Hal itu disinggung SBY saat memberikan kuliah geopolitik global di Lembaga Ketahanan Nasional (Lemhannas), Jakarta Pusat, Senin (23/2/2026).

"Amerika ingin kembali unipolar Amerika alone sebagai global leader, global corp, sebagai lone ranger," kata SBY, di Gedung Lemhannas, Jakarta.

SBY mengawali penjelasannya dengan menggambarkan situasi global pada era Perang Dingin.

Baca juga: SBY Beri Kuliah Geopolitik di Lemhannas, Berlangsung Tertutup

Saat itu, dunia berada dalam tatanan bipolar yang terbagi antara dua blok besar.

“Kemudian, yang berikutnya lagi ini urusan kerja sama ekonomi, urusan perdagangan internasional, ya memang sudah terjadi pergeseran, sebetulnya Perang Dingin dulu bipolar, Blok Barat, Blok Timur," ujar SBY.

Menurut dia, setelah Perang Dingin berakhir, AS cenderung ingin menjadi lone ranger atau kekuatan tunggal yang bergerak sendiri dalam mencapai tujuan-tujuan globalnya.

Ia juga menyinggung pandangan yang berkembang saat itu bahwa liberalisme akan berjaya, sementara komunisme dan otoritarianisme akan runtuh.

Namun, SBY menilai, konfigurasi global terus berubah seiring perkembangan zaman.

Ia berpendapat bahwa saat ini dunia semestinya telah bergerak menuju tatanan multipolar.

“Artinya apa?
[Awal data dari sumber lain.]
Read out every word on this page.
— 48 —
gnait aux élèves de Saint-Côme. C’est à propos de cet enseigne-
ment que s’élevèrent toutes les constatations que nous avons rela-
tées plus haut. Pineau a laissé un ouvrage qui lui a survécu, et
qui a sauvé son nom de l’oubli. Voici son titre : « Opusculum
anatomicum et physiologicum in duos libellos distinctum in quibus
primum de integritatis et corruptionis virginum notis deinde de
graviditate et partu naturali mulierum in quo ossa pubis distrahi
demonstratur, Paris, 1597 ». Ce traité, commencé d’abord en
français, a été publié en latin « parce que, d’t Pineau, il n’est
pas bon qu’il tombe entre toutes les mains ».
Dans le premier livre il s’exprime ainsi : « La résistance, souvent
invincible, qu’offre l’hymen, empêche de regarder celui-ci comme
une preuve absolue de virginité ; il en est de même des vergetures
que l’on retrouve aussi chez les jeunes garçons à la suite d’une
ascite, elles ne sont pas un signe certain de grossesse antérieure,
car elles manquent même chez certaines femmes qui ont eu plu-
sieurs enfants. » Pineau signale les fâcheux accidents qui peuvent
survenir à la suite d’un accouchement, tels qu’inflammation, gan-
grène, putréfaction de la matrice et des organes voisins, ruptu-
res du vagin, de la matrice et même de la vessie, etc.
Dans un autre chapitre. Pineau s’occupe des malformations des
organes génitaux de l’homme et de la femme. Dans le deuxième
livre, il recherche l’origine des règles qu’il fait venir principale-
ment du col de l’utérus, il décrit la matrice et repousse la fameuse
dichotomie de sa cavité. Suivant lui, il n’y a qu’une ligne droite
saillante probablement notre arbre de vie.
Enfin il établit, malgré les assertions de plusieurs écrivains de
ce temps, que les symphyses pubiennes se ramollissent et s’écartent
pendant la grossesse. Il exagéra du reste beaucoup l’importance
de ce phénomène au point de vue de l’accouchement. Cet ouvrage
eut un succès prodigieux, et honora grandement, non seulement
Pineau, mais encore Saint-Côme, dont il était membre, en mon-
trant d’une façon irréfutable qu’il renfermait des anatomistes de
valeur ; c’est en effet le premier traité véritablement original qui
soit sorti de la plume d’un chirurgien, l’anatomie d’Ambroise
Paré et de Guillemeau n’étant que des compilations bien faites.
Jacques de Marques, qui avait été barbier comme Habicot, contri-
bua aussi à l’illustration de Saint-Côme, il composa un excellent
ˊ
Sudah terjadi dan sekarang ini mestinya kembali ke multipolar, paling tidak Amerika, Tiongkok, Rusia, Uni Eropa, beberapa negara BRICS. Sadarilah kita hidup dalam tatanan multipolar," tutur Ketua Majelis Tinggi Partai Demokrat itu.

Baca juga: KPK Buka Peluang Minta Keterangan OSO soal Fasilitas Jet Pribadi untuk Menag

Atas dinamika itu, SBY menekankan pentingnya Indonesia untuk cermat memosisikan diri dalam percaturan global.

Menurut dia, Indonesia harus mampu menavigasi arah kebijakan luar negeri di tengah polarisasi kekuatan dunia saat ini.

“Cara berpikir kita adalah kita harus kembali bisa menavigasi, bisa memosisikan kita, langkah kita dalam tatanan atau polarisasi atau polaritas global seperti sekarang ini," pungkas dia.